A combination of density functional theory in its local density approximation (LDA) with k- and omega-dependent self-energy found from fluctuational-exchange-type random-phase approximation (FLEX-RPA) is utilized here to study superconducting pairing interaction in a prototype cuprate superconductor HgBa2CuO4. Although the FLEX-RPA methodology has been widely applied in the past to unconventional superconductors, previous studies were mostly based on tight-binding-derived minimal Hamiltonians, while the approach presented here deals directly with the first-principle electronic structure calculation of the studied material where spin and charge susceptibilities are evaluated for a correlated subset of the electronic Hilbert space as it is done in popular LDA+U and LDA+dynamical mean-field theory methods. Based on our numerically extracted pairing interaction among the Fermi-surface electrons we exactly diagonalize a linearized BCS gap equation, whose highest eigenstate is expectantly found corresponding to dx2-y2 symmetry for a wide range of on-site Coulomb repulsions U and dopings that we treat using virtual crystal approximation.
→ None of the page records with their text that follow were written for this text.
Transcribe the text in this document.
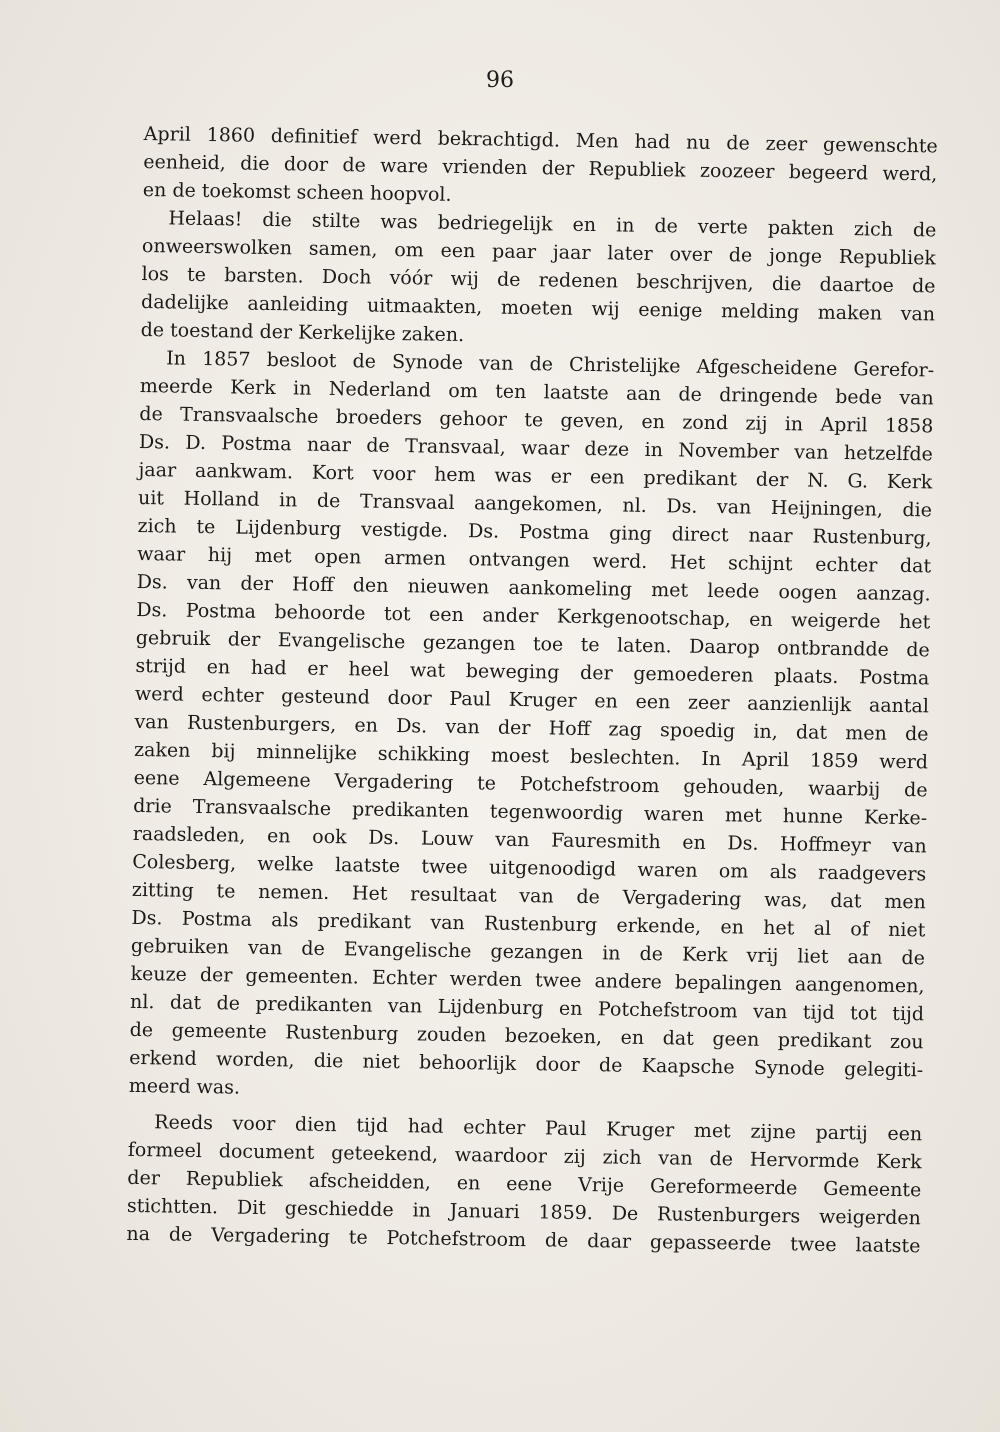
96
April 1860 definitief werd bekrachtigd. Men had nu de zeer gewenschte
eenheid, die door de ware vrienden der Republiek zoozeer begeerd werd,
en de toekomst scheen hoopvol.
Helaas! die stilte was bedriegelijk en in de verte pakten zich de
onweerswolken samen, om een paar jaar later over de jonge Republiek
los te barsten. Doch vóór wij de redenen beschrijven, die daartoe de
dadelijke aanleiding uitmaakten, moeten wij eenige melding maken van
de toestand der Kerkelijke zaken.
In 1857 besloot de Synode van de Christelijke Afgescheidene Gerefor-
meerde Kerk in Nederland om ten laatste aan de dringende bede van
de Transvaalsche broeders gehoor te geven, en zond zij in April 1858
Ds. D. Postma naar de Transvaal, waar deze in November van hetzelfde
jaar aankwam. Kort voor hem was er een predikant der N. G. Kerk
uit Holland in de Transvaal aangekomen, nl. Ds. van Heijningen, die
zich te Lijdenburg vestigde. Ds. Postma ging direct naar Rustenburg,
waar hij met open armen ontvangen werd. Het schijnt echter dat
Ds. van der Hoff den nieuwen aankomeling met leede oogen aanzag.
Ds. Postma behoorde tot een ander Kerkgenootschap, en weigerde het
gebruik der Evangelische gezangen toe te laten. Daarop ontbrandde de
strijd en had er heel wat beweging der gemoederen plaats. Postma
werd echter gesteund door Paul Kruger en een zeer aanzienlijk aantal
van Rustenburgers, en Ds. van der Hoff zag spoedig in, dat men de
zaken bij minnelijke schikking moest beslechten. In April 1859 werd
eene Algemeene Vergadering te Potchefstroom gehouden, waarbij de
drie Transvaalsche predikanten tegenwoordig waren met hunne Kerke-
raadsleden, en ook Ds. Louw van Fauresmith en Ds. Hoffmeyr van
Colesberg, welke laatste twee uitgenoodigd waren om als raadgevers
zitting te nemen. Het resultaat van de Vergadering was, dat men
Ds. Postma als predikant van Rustenburg erkende, en het al of niet
gebruiken van de Evangelische gezangen in de Kerk vrij liet aan de
keuze der gemeenten. Echter werden twee andere bepalingen aangenomen,
nl. dat de predikanten van Lijdenburg en Potchefstroom van tijd tot tijd
de gemeente Rustenburg zouden bezoeken, en dat geen predikant zou
erkend worden, die niet behoorlijk door de Kaapsche Synode gelegiti-
meerd was.
Reeds voor dien tijd had echter Paul Kruger met zijne partij een
formeel document geteekend, waardoor zij zich van de Hervormde Kerk
der Republiek afscheidden, en eene Vrije Gereformeerde Gemeente
stichtten. Dit geschiedde in Januari 1859. De Rustenburgers weigerden
na de Vergadering te Potchefstroom de daar gepasseerde twee laatste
Calculated normal-state self-energies show a weak k and strong frequency dependence with particularly large electronic mass enhancement in the vicinity of a spin-density wave instability. Although the results presented here do not bring any surprisingly new physics to this very old problem, our approach is an attempt to establish the numerical procedure to evaluate material specific coupling constant lambda for high-Tcsuperconductors without reliance on tight-binding approximations of their electronic structures.